The full release is below:

"As part of a plan to restructure itself into a more innovative, efficient, and entrepreneurial business, MySpace announced today that it will reduce its staff by nearly 30%.  This restructuring plan crosses all U.S. divisions of the company and lowers the total number of domestic staff at MySpace to 1,000 employees.

Simply put, our staffing levels were bloated and hindered our ability to be an efficient and nimble team-oriented company," said MySpace Chief Executive Officer Owen Van Natta. "I understand that these changes are painful for many. They are also necessary for the long-term health and culture of MySpace.
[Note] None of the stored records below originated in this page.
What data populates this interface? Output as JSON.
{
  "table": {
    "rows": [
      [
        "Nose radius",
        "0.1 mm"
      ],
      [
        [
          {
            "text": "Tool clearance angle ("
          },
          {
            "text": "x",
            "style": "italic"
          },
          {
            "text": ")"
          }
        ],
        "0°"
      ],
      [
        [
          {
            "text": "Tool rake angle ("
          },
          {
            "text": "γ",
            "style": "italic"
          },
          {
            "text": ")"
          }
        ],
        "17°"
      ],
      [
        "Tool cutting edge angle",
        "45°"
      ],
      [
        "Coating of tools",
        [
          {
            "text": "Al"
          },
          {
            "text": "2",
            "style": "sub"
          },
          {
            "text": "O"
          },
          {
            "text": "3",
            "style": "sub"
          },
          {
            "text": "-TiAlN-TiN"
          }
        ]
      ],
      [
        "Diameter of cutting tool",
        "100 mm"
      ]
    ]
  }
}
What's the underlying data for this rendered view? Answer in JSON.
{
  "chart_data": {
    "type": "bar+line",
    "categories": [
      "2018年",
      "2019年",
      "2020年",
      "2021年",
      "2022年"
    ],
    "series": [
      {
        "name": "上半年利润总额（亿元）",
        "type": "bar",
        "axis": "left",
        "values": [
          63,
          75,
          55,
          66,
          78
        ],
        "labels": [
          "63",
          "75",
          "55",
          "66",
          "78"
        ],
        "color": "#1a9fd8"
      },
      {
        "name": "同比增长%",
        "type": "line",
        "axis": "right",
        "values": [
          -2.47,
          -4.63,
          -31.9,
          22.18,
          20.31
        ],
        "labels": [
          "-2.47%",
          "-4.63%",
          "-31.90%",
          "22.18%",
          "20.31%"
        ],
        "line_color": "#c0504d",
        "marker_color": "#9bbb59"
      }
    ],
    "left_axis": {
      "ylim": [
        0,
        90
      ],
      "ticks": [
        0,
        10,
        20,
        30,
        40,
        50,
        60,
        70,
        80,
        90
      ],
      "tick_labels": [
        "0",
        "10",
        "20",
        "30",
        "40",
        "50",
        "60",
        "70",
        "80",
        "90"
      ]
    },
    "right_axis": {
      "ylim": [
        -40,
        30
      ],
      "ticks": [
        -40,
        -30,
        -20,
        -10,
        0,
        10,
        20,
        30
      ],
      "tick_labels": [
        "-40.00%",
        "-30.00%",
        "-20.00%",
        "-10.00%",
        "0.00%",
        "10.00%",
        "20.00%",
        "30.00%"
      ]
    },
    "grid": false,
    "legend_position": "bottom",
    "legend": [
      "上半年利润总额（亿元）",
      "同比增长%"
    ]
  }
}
Our intent is to return to an environment of innovation that is centered on our user and our product."

"MySpace grew too big considering the realities of today's marketplace," said Jonathan Miller, News Corporation's CEO of Digital Media and Chief Digital Officer. "I believe this restructuring will help MySpace operate much more effectively both structurally and financially moving forward. I am confident in MySpace's next phase under the leadership of Owen and his team."

Update: From Van Natta's staff memo via BusinessInsider: "I believe this is the first difficult step toward a major turnaround a step that will not only shore us up in the short term, but position us for long term success. We need to become a more innovative company.  Becoming more innovative is an ongoing responsibility for all of us, not a one-time effort."